Without looking away from me, Dorothy flicked a flawlessly manicured hand at him and he shut right up. She cut him off in a bored voice. “Let me get a look at her. What is your name?”

“Amy Gumm.” My voice came out louder than I had expected. It sounded like it belonged to someone else.

I tried to inhale as shallowly as possible as she walked in a slow circle around me, the heels of her shoes clack-clack-clacking against the green marble floor.

As she examined me, I noticed out of the corner of my eye that while I’d been focused on Dorothy, two more people had entered the room.

I knew them both instantly. In one of the thrones—the larger one—sat the girl I recognized from the hologram—or whatever it was—back on the road. It was Ozma, looking dazed and vacant. Her eyes were open but no one was home. I wondered if this was really her or if she was just another illusion.

At Ozma’s side stood a tall thin man dressed in a baby-blue, one-size-too-small suit. Beneath a small hat, bits of straw and yarn stuck out in every direction. His face was a skein of tightly pulled burlap with two unnervingly lifelike buttons sewn on in place of eyes. His lips were thin lines of embroidery stitched in pinkish-brown yarn underneath a painted on red triangle for a nose. His buttons were fixed right on me.
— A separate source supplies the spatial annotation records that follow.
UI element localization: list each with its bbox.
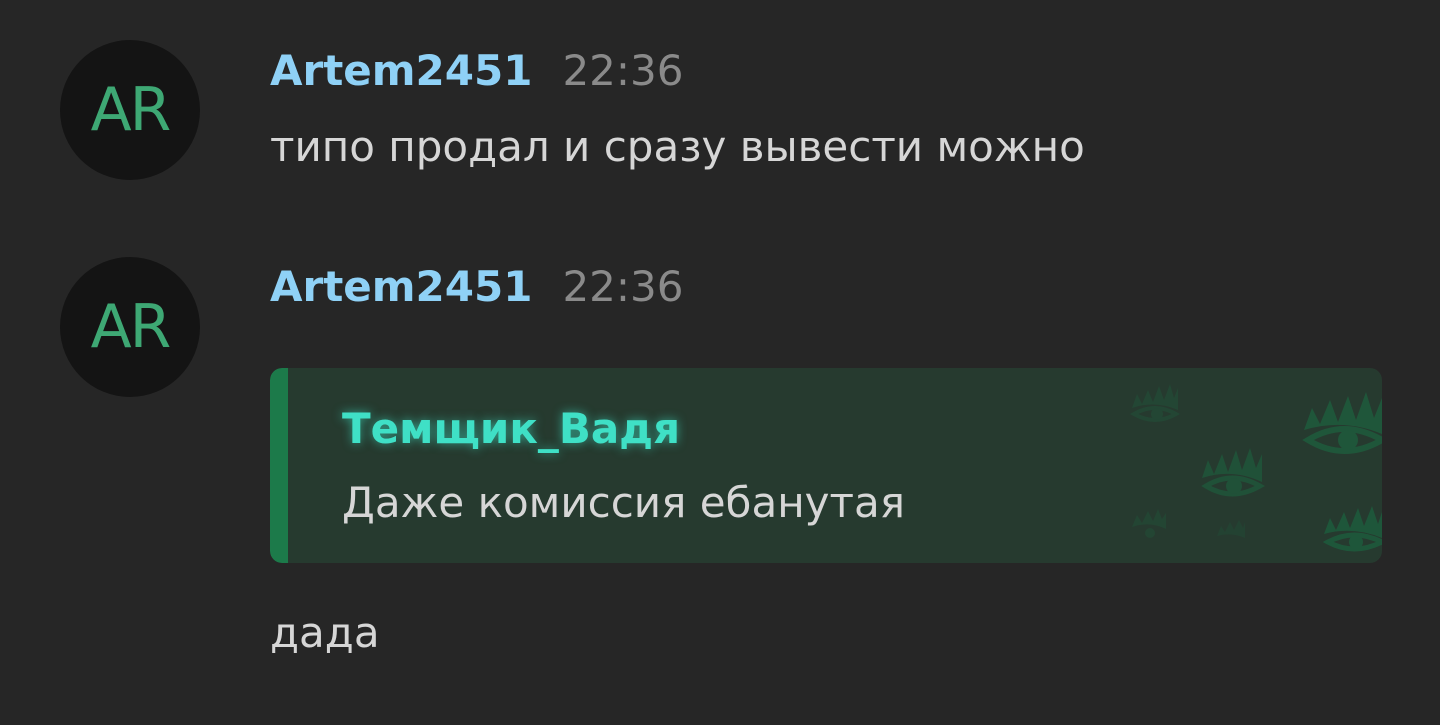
reply-text: Даже комиссия ебанутая: [342, 478, 905, 527]
message-header: Artem2451 22:36: [270, 262, 684, 311]
reply-author-name[interactable]: Темщик_Вадя: [342, 404, 680, 453]
author-name[interactable]: Artem2451: [270, 262, 532, 311]
avatar[interactable]: AR: [60, 257, 200, 397]
reply-accent-bar: [270, 368, 288, 563]
eye-pattern-icon: [1129, 384, 1382, 552]
message-text: типо продал и сразу вывести можно: [270, 122, 1085, 171]
avatar-initials: AR: [90, 292, 172, 362]
avatar-initials: AR: [90, 75, 172, 145]
message-time: 22:36: [562, 262, 684, 311]
message-1[interactable]: AR Artem2451 22:36 типо продал и сразу в…: [0, 0, 1440, 210]
reply-quote[interactable]: Темщик_Вадя Даже комиссия ебанутая: [270, 368, 1382, 563]
message-time: 22:36: [562, 46, 684, 95]
message-header: Artem2451 22:36: [270, 46, 684, 95]
author-name[interactable]: Artem2451: [270, 46, 532, 95]
message-text: дада: [270, 608, 380, 657]
avatar[interactable]: AR: [60, 40, 200, 180]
A chill shot through my body. It was the Scarecrow. Like the Tin Woodman, he had been twisted and warped into something I hardly recognized.

“Now, Amy,” Dorothy was saying. “This is very, very important—and I need you to be completely honest with me.” She casually began to amble over to the empty throne next to Ozma’s, where she sat, tossed her head, and crossed her legs.

If I hadn’t read the story, I wouldn’t believe that she had ever lived on a farm. She had shed that girl long ago and replaced it with a poised, haughty princess. Her neck stretched upward as if she were searching for the perfect light. Her voice was perky, but there was a threat lurking somewhere in there, too.

I steeled myself for whatever she was going to ask, getting the distinct impression that she would be able to see through any lie.

“What do you think of my hair?” she demanded. She ran a long red nail through one of her curls.

She had to be kidding.

“Well?” she asked.

She wasn’t kidding. My life was about to be judged by how sincerely I delivered a trivial compliment.

Luckily, I had a lot of practice with humoring popular girls. Madison Pendleton had taught me well.

“It’s so pretty,” I said sweetly. “And so shiny!” I added for good measure when she looked unconvinced.

Dorothy smiled and clapped her hands together and leaned over to Ozma with an expression of deep confidentiality. “Ozma likes my hair, too,” she said in a stage whisper. Ozma just stared straight ahead with an unchanging expression.

Feeling like I was on a roll, I decided to keep going. Maybe flattery would get me somewhere—for instance, the hell out of here. “I’ve read tons about you. I saw the movie like a million times.”

Dorothy beamed. “Really? What do you mean?”